Нет, дома куда лучше! А не дома, так хорошо и в трактире, где он, завсегдатай, может распоряжаться, высказывать недовольство и называть кельнера на «ты».

Иван не принадлежал к числу тех, кто спасался бегством. Он смешался с толпой гостей и чувствовал себя превосходно.

Группа пожилых и молодых господ приняла его весьма сердечно, все молодые люди, не достигшие сорока лет, обращались к нему на «ты». Он был принят в общество.

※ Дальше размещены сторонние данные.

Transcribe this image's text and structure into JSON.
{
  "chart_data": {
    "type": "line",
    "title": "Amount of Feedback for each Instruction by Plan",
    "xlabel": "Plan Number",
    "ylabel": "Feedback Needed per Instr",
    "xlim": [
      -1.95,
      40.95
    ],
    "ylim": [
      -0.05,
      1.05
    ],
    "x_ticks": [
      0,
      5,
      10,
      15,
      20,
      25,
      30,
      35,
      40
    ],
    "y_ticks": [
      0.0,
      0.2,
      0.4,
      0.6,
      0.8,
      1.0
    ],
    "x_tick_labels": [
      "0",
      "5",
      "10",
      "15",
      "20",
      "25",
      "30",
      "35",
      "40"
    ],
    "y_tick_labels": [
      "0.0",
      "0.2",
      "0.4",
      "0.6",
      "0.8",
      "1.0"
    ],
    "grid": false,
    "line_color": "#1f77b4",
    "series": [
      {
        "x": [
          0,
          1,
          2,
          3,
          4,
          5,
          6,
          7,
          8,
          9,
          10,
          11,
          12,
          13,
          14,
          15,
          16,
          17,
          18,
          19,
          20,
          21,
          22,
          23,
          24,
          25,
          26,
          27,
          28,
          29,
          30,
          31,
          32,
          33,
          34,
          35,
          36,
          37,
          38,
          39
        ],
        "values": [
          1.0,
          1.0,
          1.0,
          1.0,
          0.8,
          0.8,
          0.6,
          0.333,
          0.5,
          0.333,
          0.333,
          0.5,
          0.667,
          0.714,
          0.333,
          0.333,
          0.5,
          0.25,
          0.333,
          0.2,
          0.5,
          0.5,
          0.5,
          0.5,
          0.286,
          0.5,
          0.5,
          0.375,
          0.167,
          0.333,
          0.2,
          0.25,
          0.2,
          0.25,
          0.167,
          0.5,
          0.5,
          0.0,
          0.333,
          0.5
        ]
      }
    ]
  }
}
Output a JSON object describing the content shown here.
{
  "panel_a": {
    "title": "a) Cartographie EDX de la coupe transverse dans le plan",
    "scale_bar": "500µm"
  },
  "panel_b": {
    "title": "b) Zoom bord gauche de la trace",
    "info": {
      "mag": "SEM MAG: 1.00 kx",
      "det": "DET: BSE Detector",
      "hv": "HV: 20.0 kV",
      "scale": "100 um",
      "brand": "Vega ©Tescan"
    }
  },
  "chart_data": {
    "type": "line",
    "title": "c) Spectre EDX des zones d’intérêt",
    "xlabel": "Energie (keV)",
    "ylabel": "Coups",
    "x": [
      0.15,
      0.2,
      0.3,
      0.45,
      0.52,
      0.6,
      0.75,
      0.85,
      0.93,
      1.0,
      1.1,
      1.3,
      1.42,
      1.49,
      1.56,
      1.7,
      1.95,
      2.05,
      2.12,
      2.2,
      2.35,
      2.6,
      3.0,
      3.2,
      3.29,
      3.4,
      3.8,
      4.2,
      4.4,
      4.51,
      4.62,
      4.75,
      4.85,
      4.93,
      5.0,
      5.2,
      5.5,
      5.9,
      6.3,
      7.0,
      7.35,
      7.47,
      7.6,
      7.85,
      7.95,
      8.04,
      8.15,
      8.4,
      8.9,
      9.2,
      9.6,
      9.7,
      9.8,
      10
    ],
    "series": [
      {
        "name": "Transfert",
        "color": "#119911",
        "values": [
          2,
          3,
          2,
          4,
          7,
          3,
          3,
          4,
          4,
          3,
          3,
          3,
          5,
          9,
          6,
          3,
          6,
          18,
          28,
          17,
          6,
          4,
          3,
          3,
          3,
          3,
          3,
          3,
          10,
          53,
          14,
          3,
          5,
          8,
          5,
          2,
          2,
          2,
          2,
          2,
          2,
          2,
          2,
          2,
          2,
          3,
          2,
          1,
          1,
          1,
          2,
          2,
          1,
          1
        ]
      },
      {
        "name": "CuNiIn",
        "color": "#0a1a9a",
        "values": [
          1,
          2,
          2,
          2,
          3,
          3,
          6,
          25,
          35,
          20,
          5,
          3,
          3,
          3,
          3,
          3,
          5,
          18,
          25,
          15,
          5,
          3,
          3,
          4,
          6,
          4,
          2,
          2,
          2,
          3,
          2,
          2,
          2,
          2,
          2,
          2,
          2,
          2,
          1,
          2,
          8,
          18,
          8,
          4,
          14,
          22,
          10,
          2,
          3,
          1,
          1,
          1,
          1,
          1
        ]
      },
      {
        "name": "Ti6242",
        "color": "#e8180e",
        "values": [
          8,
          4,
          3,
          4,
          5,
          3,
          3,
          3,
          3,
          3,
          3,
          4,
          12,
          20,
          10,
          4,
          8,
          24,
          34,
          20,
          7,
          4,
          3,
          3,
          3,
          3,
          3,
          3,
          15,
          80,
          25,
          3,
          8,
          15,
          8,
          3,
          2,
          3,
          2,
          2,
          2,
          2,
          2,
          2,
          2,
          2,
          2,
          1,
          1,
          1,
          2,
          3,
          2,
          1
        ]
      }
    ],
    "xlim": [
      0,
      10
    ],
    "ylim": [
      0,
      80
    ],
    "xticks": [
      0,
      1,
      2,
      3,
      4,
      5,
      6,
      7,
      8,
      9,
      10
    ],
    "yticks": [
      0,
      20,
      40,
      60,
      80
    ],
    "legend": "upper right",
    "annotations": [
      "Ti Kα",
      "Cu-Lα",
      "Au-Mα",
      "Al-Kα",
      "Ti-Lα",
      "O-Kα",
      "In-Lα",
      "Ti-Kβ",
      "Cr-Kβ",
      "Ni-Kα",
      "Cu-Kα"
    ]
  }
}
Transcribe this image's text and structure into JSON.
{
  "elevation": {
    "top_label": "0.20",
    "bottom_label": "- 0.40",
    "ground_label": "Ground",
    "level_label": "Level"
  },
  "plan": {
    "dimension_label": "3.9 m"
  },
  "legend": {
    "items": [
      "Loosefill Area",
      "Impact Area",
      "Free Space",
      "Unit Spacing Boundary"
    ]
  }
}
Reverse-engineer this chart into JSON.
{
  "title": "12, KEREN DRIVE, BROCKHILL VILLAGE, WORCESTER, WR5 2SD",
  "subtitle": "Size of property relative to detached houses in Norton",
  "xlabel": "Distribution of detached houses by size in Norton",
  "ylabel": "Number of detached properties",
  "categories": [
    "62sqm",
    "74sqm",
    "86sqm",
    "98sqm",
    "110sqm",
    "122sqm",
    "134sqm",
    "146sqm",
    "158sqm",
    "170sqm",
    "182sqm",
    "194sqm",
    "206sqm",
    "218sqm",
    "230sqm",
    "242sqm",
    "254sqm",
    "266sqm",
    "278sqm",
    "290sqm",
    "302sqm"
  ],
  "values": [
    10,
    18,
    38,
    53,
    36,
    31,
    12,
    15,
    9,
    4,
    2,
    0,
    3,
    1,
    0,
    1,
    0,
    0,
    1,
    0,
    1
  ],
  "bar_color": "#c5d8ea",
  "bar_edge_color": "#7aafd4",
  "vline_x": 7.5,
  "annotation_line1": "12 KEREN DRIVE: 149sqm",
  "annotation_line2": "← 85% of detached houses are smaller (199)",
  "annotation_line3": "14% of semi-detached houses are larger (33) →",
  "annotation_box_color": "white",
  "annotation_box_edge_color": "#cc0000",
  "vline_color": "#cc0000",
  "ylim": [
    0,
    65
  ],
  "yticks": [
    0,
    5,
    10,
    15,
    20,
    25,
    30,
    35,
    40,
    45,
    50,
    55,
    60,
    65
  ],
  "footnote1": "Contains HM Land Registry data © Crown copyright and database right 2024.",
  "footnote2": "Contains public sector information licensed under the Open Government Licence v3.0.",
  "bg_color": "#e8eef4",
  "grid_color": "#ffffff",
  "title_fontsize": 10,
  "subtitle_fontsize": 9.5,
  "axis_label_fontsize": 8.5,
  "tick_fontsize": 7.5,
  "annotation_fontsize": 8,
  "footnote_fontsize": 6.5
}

Ведь это ничего им не стоило. Завтра он уедет домой, в свою Месопотамию, и никто больше о нем даже не вспомнит.

Над темой его доклада начали подшучивать. И тогда выяснилось, что этот ученый троглодит очень приятен в обществе. Он понимал шутки, сам смеялся веселее всех, получая меткий укол, но при случае в долгу не оставался и парировал удары так же весело, никого не обижая.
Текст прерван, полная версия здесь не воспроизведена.